Example Sample table

Sample_ID

Chip_Name

Chip_Pos

Array_Name

Sex

Reference_Sample

Regions_of_Interest

Sample_Group

HG001

207521920117

R09C02

ExampleArray

female

donor_fibroblasts_HG001

Group1

donor_fibroblasts_HG001

207521920117

R05C02

ExampleArray

male

Group1

hESC_1

207521920117

R07C02

ExampleArray

female

4q21.3

HG005

207521920117

R01C02

ExampleArray

male

HG006

HG006

207521920117

R03C02

ExampleArray

male

HG007

207521920117

R11C02

ExampleArray

female

Static files generation

This step takes place after the sample data for that array is available, sample table and the config file have been set up.

Array & genome-build specific static files are automatic generated.

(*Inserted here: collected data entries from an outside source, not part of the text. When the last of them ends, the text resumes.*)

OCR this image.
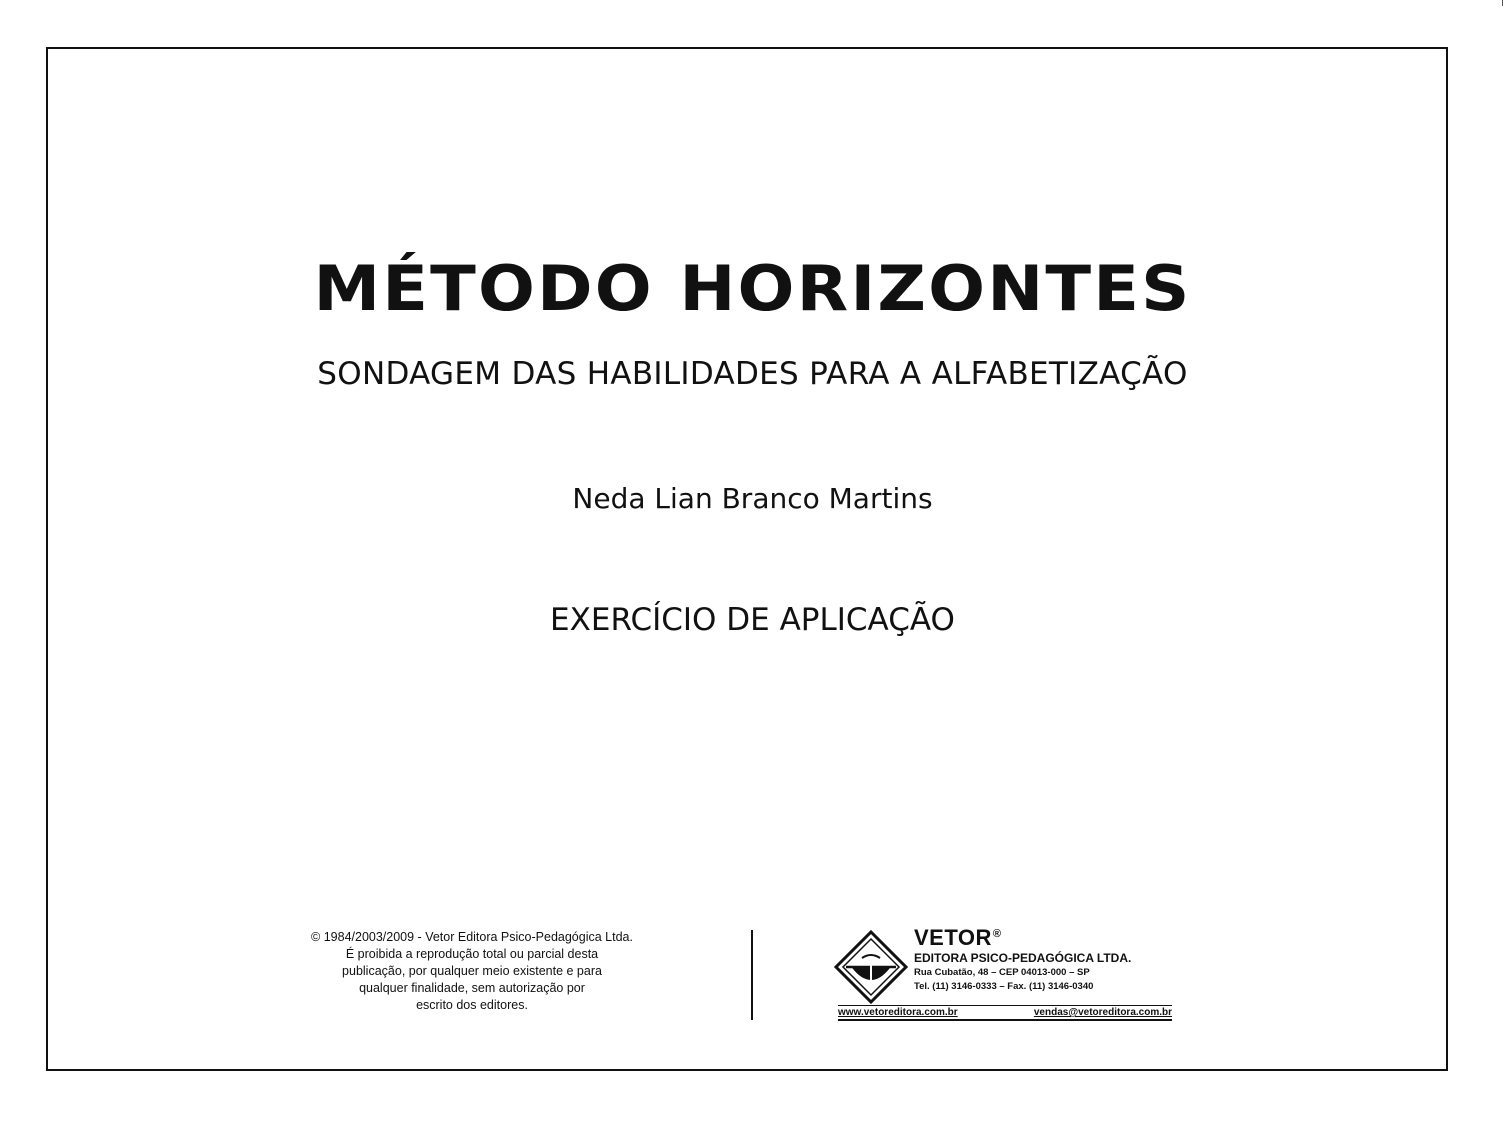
MÉTODO HORIZONTES
SONDAGEM DAS HABILIDADES PARA A ALFABETIZAÇÃO
Neda Lian Branco Martins
EXERCÍCIO DE APLICAÇÃO
© 1984/2003/2009 - Vetor Editora Psico-Pedagógica Ltda.
É proibida a reprodução total ou parcial desta
publicação, por qualquer meio existente e para
qualquer finalidade, sem autorização por
escrito dos editores.
VETOR®
EDITORA PSICO-PEDAGÓGICA LTDA.
Rua Cubatão, 48 – CEP 04013-000 – SP
Tel. (11) 3146-0333 – Fax. (11) 3146-0340
www.vetoreditora.com.br	vendas@vetoreditora.com.br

stemcnv-check make-staticdata

Note

This step will also include download of fasta and gtf file for the reference genome build.** Array specific files and an updated array_definition block for the config will be written into the cache directory (default: ~/.cache/stemcnv-check).

StemCNV-check generally requires two types of static data files: those that are specific to the genome version (incl. the genome reference sequence) and those that are specific to the array platform. All of these files can be downloaded or generated by StemCNV-check using the stemcnv-check make-staticdata command, however array specific files can only be created if raw data for at least one sample is available. Usually genome version specific files are only downloaded once and saved in a central cache location, so they should already be available after running the example data. The files specific to an array platform are also saved to this central cache, so that they can be shared between different projects. Additionally, an updated array definition block for the config is written to the cache, so that the array definition is also saved. However, array definitions from a project specific config file will still take precedence over the central definitions.

To create the array specific files, follow these steps:

  • make sure that the sample table and config file, with all required entries, are correctly set up

  • Run the stemcnv-check make-staticdata

    • This command will download missing genome specific files from the internet

    • Then it will generate the array specific files, which also requires processing the raw data from at least one sample.

    Tip

    If you already have a genome reference fasta on your system you can also use that, instead of downloading a second one. To do so you need to provide the path to the fasta file for the corresponding genome version in the ‘global_settings’ block of the config file. This section will only be included in the config if you use at least the --config-details medium flag for the setup-files command.

This command will also print out the paths to the generated array specific files. You can either copy these paths your project specific config file to use a complete array definition, or you can simply remove the array definition block and rely on the automatically saved central definitions.